Abstract

Achmea judgment deepened the divide between the advocates of EU law and defenders of investment treaties that has been present at least since 2007. In the absence of intra-EU BITs Chapter 1 of this monograph presents why reaching a conclusive answer as to whether investors are better off finding procedural and substantive protection under the framework of EU law instead of intra-EU BITs is of extreme significance for the future of intra-EU investment policy. It defines three main objectives of the monograph, approach, and its structure.

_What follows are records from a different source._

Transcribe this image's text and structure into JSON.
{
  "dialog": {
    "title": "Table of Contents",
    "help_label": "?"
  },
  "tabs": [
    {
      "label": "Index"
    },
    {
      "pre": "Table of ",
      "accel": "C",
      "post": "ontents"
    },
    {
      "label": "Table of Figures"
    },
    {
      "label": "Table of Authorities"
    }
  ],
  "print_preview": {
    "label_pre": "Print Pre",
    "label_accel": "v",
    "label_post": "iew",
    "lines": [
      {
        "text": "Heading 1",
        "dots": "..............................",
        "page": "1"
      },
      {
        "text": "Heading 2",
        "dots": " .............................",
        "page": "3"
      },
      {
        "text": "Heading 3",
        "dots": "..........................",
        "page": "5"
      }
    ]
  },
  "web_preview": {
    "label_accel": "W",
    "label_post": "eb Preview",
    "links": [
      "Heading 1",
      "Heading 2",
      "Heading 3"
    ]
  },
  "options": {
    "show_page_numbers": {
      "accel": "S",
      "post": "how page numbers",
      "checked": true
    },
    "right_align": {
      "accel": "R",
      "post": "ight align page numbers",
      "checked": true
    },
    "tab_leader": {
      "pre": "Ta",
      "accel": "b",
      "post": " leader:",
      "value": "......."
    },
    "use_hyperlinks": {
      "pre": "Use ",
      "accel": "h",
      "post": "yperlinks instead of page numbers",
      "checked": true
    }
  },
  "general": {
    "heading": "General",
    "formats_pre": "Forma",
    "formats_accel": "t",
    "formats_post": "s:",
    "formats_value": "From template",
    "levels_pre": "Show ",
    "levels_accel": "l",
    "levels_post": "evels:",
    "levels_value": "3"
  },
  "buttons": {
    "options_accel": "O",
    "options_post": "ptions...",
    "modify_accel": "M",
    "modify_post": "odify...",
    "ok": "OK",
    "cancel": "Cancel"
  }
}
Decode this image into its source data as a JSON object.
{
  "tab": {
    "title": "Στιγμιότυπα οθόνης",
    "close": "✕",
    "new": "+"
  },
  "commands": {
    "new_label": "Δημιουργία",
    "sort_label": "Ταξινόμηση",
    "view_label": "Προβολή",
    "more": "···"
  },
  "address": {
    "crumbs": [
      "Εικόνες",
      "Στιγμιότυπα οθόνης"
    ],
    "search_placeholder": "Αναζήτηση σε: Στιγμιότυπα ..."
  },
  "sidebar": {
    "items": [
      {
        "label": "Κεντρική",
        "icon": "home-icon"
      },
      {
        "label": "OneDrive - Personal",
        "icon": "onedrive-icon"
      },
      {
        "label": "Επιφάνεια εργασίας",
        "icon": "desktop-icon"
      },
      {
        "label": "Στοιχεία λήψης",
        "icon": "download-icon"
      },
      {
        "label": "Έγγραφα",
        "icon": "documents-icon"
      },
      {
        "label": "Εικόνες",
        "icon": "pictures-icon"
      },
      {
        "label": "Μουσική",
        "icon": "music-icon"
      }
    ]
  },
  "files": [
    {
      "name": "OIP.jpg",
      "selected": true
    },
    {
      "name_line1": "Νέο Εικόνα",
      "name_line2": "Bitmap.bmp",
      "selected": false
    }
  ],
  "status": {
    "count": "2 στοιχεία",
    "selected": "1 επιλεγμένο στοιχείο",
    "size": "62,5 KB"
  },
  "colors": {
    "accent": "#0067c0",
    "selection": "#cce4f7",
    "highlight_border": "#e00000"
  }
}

The objectives are: i) to analyse as to whether the legal regimes of intra-EU BITs and EU law provide for a different scope of substantive and procedural safeguards in the core guarantees present in most bilateral investment treaties, i.e. national treatment, most-favoured nation treatment, fair and equitable treatment, free transfer of funds, protection against expropriation, and the provision of an international dispute settlement mechanism (Chapters 2 to 7); 2) to evaluate how the removal of intra-EU BITs impacts investor decisions made in skill-intensive, labour-intensive, regulatory framework-dependent, and indirect and financial market-oriented investor interests (Chapter 8); and 3) to analyse whether a normative proposition of creation of an intra-EU investment court (the EUFIC) would overcome the gravest of concerns resulting from the Achmea judgment – the inability to resort to arbitration in intra-EU cases.